Reference data lifecycle

Reference data is relatively easy to govern because it concerns predictable data. Often, the code sets are related to the assets in the Business Glossary application.

The process of managing reference data in Collibra Platform generally involves the following phases.

Phase

Description

1. Create

Gather all existing reference data content, analyze it, and enter the relevant parts in Collibra Platform as Code Set and Code Value assets. We recommend that you use a specific Codelist domain for each code set.

Tip You can create the assets manually, but usually it is easier to use the import functionality to enter thousands of assets at the same time.

To describe the code set completely, you can create relations between the Code Set and Code Value assets, as well as other relevant assets.

Relation type

Head assets

Tail assets

Description

Code Value is part of / contains Code Set

Code Value assets

Code Set asset

Relations of this type link the Code Value assets to the corresponding Code Set asset.

Business Term has code / is code for Code Value

Business Term asset

Code Value asset

Relations of this type link Business Term assets to Code Value assets to provide more information about the meaning of the Code Value asset.

Data Element allowed value set / applies to Code Set

Column asset

Code Set asset

Relations of this type describe which code set is used to restrict the possible values of a column.

Data Element allowed value / allowed value for Code Value

Column asset

Code Value asset

Relations of this type describe the actual code values that are used in a column.

The outcome consists of Code Set and Code Value assets, organized in different Codelist domains. The assets can have relations to other assets and still have the Candidate status.

2. Complete

Create responsibilities by assigning users or user groups to roles for the respective Codelist domains:

  • The DataStewards improve the bulk import and prepare it for review.
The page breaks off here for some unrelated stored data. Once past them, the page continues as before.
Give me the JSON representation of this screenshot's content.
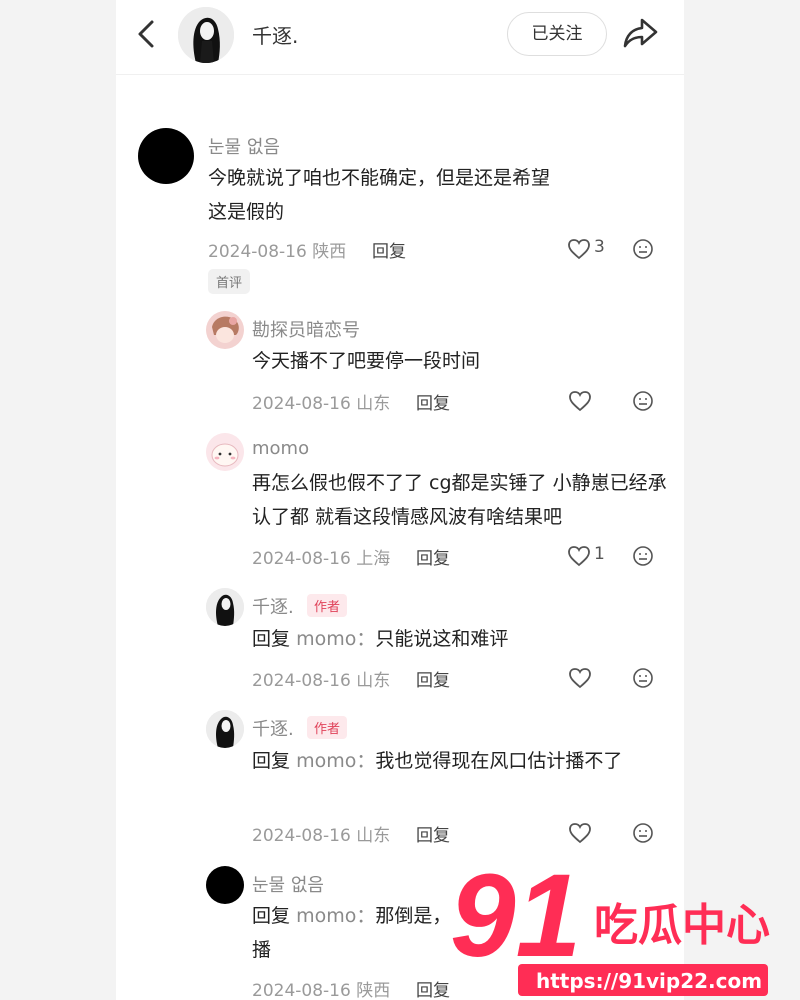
{
  "header": {
    "user_name": "千逐.",
    "follow_label": "已关注"
  },
  "comments": [
    {
      "user": "눈물 없음",
      "text": "今晚就说了咱也不能确定，但是还是希望这是假的",
      "date": "2024-08-16",
      "location": "陕西",
      "reply_label": "回复",
      "likes": "3",
      "badge": "首评"
    },
    {
      "user": "勘探员暗恋号",
      "text": "今天播不了吧要停一段时间",
      "date": "2024-08-16",
      "location": "山东",
      "reply_label": "回复"
    },
    {
      "user": "momo",
      "text": "再怎么假也假不了了 cg都是实锤了 小静崽已经承认了都 就看这段情感风波有啥结果吧",
      "date": "2024-08-16",
      "location": "上海",
      "reply_label": "回复",
      "likes": "1"
    },
    {
      "user": "千逐.",
      "tag": "作者",
      "reply_prefix": "回复",
      "reply_to": "momo：",
      "text": "只能说这和难评",
      "date": "2024-08-16",
      "location": "山东",
      "reply_label": "回复"
    },
    {
      "user": "千逐.",
      "tag": "作者",
      "reply_prefix": "回复",
      "reply_to": "momo：",
      "text": "我也觉得现在风口估计播不了",
      "date": "2024-08-16",
      "location": "山东",
      "reply_label": "回复"
    },
    {
      "user": "눈물 없음",
      "reply_prefix": "回复",
      "reply_to": "momo：",
      "text": "那倒是，",
      "text2": "播",
      "date": "2024-08-16",
      "location": "陕西",
      "reply_label": "回复"
    }
  ],
  "watermark": {
    "number": "91",
    "brand": "吃瓜中心",
    "url": "https://91vip22.com"
  }
}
They also hold the ultimate decision-making authority in the approval process.
  • Subject Matter Experts review the correctness of the assets.
  • The Stakeholders comment on the assets and validate the correctness.
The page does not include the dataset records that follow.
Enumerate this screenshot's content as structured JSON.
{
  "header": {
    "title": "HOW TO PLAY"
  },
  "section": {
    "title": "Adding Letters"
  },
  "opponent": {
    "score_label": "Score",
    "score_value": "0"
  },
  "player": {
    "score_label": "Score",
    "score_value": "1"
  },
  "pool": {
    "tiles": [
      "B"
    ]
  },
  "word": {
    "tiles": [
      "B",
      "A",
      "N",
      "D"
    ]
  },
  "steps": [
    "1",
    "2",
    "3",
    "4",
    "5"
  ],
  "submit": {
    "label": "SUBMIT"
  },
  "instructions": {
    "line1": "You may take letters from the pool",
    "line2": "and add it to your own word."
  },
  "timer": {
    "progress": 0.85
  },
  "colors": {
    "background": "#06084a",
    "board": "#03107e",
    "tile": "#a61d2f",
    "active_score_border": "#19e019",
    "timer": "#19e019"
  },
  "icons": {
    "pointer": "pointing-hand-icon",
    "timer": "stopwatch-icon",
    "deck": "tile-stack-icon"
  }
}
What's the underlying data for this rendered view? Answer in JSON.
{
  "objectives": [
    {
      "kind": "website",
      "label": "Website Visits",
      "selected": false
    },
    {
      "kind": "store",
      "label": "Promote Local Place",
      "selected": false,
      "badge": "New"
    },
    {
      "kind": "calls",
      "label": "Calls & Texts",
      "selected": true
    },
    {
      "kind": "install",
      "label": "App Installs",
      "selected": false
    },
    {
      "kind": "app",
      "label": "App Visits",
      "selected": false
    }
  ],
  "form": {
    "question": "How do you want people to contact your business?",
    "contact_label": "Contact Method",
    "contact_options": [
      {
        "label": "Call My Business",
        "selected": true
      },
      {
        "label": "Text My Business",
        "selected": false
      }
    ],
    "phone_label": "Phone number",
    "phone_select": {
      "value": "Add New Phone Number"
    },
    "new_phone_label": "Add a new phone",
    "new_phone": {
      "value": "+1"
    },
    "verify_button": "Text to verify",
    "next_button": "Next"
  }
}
Use the Approval and Simple Approval workflows to update and approve the Code Set and Code Value assets.

The outcome consists of Code Set and Code Value assets with the Approved status.

3. Map

The DataStewards map code values and crosswalks between corresponding Code Value assets. A Crosswalk asset may have additional attributes to describe the transformation logic. Often, this transformation logic is hidden or implicit.
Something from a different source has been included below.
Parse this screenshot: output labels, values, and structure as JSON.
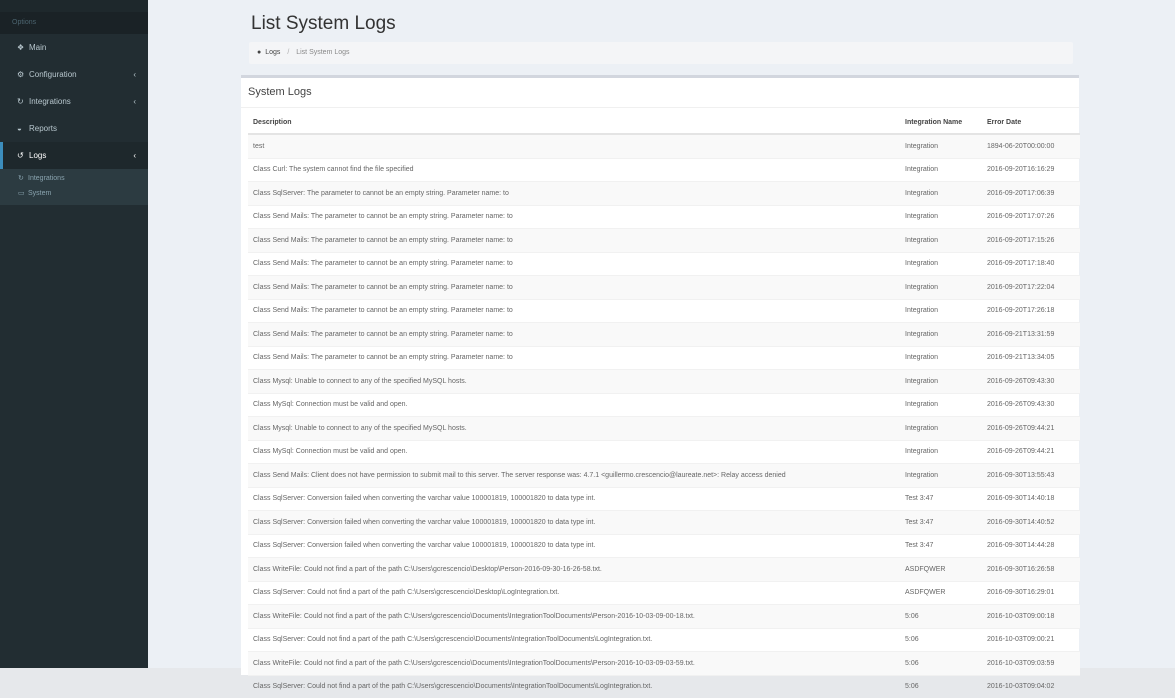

The Crosswalk assets originally also have the Candidate status. Therefore, they should also be reviewed and approved via the Approval and Simple Approval workflows.

4. Publish and trace

After you have created the required assets and added the required relations, you can use diagrams to trace the lineage.

The approved code values can also be provided to the business users in different ways:

  • You can export them to an XLSX or CSV file using Collibra workflows. However, this file will be attached to a community or domain within Collibra.
  • You can use the Collibra APIs to pull information from Collibra via external orchestrators, ETL tools, or programming languages.

To indicate that the code sets are published, you can create a status, for example, Published.

5. Use and maintain

Finally, the business users use the published code sets in their own applications, for example, in reporting software.

Typically, there will be inconsistencies or incompleteness in the code sets. These issues can be reported, which starts a workflow to fix the issue.